手撸代码第一步：2018/3/7功能：网页爬取CVPR论文@author: vincent
"""
#package used
import os
import re
import urllibimport requests#get web context
def get_context(url):"""params: url: linkreturn:web_context"""web_context = requests.get(url)return web_context.texturl = 'http://openaccess.thecvf.com//CVPR2016.py'
web_context = get_context(url)#find paper files'''
(?<=href=\"): 寻找开头，匹配此句之后的内容
.+: 匹配多个字符（除了换行符）
?pdf: 匹配零次或一次pdf
(?=\">pdf): 以">pdf" 结尾
|: 或
'''
#link pattern: href="***_CVPR_2016_paper.pdf">pdf
link_list = re.findall(r"(?<=href=\").+?pdf(?=\">pdf)|(?<=href=\').+?pdf(?=\">pdf)",web_context)

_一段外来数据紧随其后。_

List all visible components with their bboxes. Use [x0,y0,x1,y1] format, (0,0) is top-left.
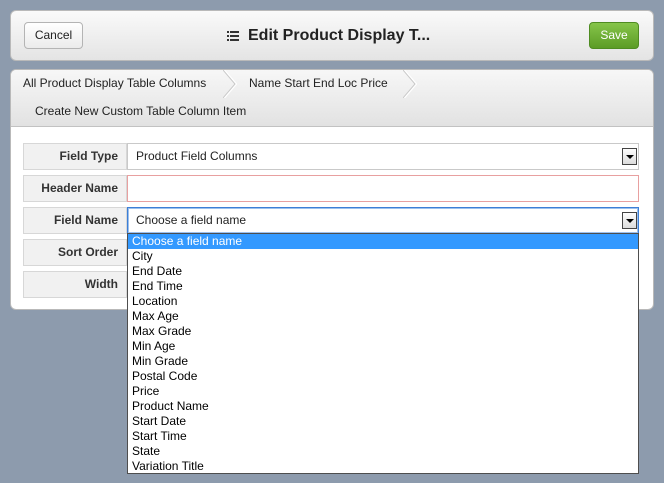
width-label: Width [23,271,127,298]
list-icon [227,31,239,41]
field-type-select[interactable]: Product Field Columns [127,143,639,170]
field-name-dropdown-list[interactable]: Choose a field name City End Date End Time L… [127,233,639,474]
field-type-row: Field Type Product Field Columns [23,143,639,170]
field-type-label: Field Type [23,143,127,170]
dropdown-option[interactable]: Postal Code [128,369,638,384]
dropdown-option[interactable]: End Date [128,264,638,279]
breadcrumb-separator-icon [403,70,417,98]
dropdown-option[interactable]: Max Grade [128,324,638,339]
field-name-select[interactable]: Choose a field name [127,207,639,234]
dropdown-option[interactable]: Max Age [128,309,638,324]
save-button[interactable]: Save [589,22,639,49]
dropdown-option[interactable]: Start Time [128,429,638,444]
field-name-row: Field Name Choose a field name [23,207,639,234]
dropdown-option[interactable]: Start Date [128,414,638,429]
cancel-button[interactable]: Cancel [24,22,83,49]
header-name-row: Header Name [23,175,639,202]
dropdown-option[interactable]: Min Age [128,339,638,354]
header-name-input[interactable] [127,175,639,202]
breadcrumb-item-table[interactable]: Name Start End Loc Price [249,76,388,90]
dropdown-option[interactable]: Min Grade [128,354,638,369]
sort-order-label: Sort Order [23,239,127,266]
dropdown-arrow-icon[interactable] [622,212,637,229]
dropdown-option[interactable]: Location [128,294,638,309]
breadcrumb: All Product Display Table Columns Name S… [11,70,653,127]
dropdown-option[interactable]: Variation Title [128,459,638,473]
header-bar: Cancel Edit Product Display T... Save [10,10,654,61]
field-name-value: Choose a field name [136,213,247,227]
dropdown-arrow-icon[interactable] [622,148,637,165]
dropdown-option[interactable]: End Time [128,279,638,294]
dropdown-option[interactable]: Price [128,384,638,399]
page-title: Edit Product Display T... [248,27,431,44]
breadcrumb-item-create-new[interactable]: Create New Custom Table Column Item [35,104,246,118]
dropdown-option[interactable]: Choose a field name [128,234,638,249]
breadcrumb-separator-icon [223,70,237,98]
dropdown-option[interactable]: State [128,444,638,459]
dropdown-option[interactable]: City [128,249,638,264]
breadcrumb-item-all-columns[interactable]: All Product Display Table Columns [23,76,206,90]
field-type-value: Product Field Columns [136,149,258,163]
field-name-label: Field Name [23,207,127,234]
header-name-label: Header Name [23,175,127,202]
dropdown-option[interactable]: Product Name [128,399,638,414]
title-area: Edit Product Display T... [227,25,430,47]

#name pattern: <a href="***_CVPR_2016_paper.html">***</a>
name_list = re.findall(r"(?<=2016_paper.html\">).+(?=</a>)",web_context)#download
# create local filefolder
local_dir = 'E:\\CVPR16\\'
if not os.path.exists(local_dir):os.makedirs(local_dir)cnt = 0
while cnt < len(link_list):file_name = name_list[cnt]download_url = link_list[cnt]#为了可以保存为文件名，将标点符号和空格替换为'_'file_name = re.sub('[:\?/]+',"_",file_name).replace(' ','_')file_path = local_dir + file_name + '.pdf'#downloadprint '['+str(cnt)+'/'+str(len(link_list))+'] Downloading' + file_pathtry:urllib.urlretrieve("http://openaccess.thecvf.com/" + download_url, file_path)except Exception,e:print 'download Fail: ' + file_pathcnt += 1
print 'Finished'

【Python】网页爬取CVPR论文相关推荐

python如何爬取sci论文_利用python爬取并翻译GEO数据库
GEO数据库是NCBI创建并维护的基因表达数据库,始于2000年,收录了世界各国研究机构提交的高通量基因表达数据,现芯片集数据量高达12万以上.想要从这里面挖掘(bai piao)数据,发个sci提前 ...
Python爬虫——爬取IEEE论文
目录 1 获取文章列表 1.1 问题 1.2 解决方法 1.2.1 创建浏览器对象进行模拟访问[1−4]^{[1-4]}[1−4] 1.2.2 POST请求[5]^{[5]}[5] 2 获取完整摘要 ...
python网页爬取方法_Python爬取网页的三种方法
# Python爬取网页的三种方法之一: 使用urllib或者urllib2模块的getparam方法 import urllib fopen1 = urllib.urlopen('http://w ...
python如何爬取sci论文_通过爬虫确定SCI期刊的发表周期
众所周知,SCI发表周期较长,从投稿到见刊时间跨度超过2年也不罕见,如果运气不好,文章投出去石沉大海,用几个月的时间等来一封拒稿信,很可能会影响到博士毕业或职称评选.因此,为了尽量避免漫长的等待过程, ...
python如何爬取sci论文中所需的数据_sci论文中的科研数据处理方法
不直接参与科研的人都觉得科研是一种充满了新idea和思想碰撞的活动.可是那只是整个科研过程中的一小部分.相信所有已经做过科研的人,不管你在哪一个科研领域,在你的成果足够写成论文之前都避免不了进行大量的 ...
python 网页爬取数据生成文字云图
1. 需要的三个包: from wordcloud import WordCloud #词云库 import matplotlib.pyplot as plt #数学绘图库 import jieba; ...
python每隔一段时间保存网页内容_利用Python轻松爬取网页题库答案！教孩子不怕尴尬了！...
大家有没有遇到这种令人尴尬的情况:"好不容易在网上找到需要的资源数据,可是不容易下载下来!"如果是通过一页一页的粘贴复制来下载,真的让人难以忍受,特别是像我这种急性子,真得会让人窒 ...
chrome动态ip python_用Python爬虫爬取动态网页，附带完整代码，有错误欢迎指出！...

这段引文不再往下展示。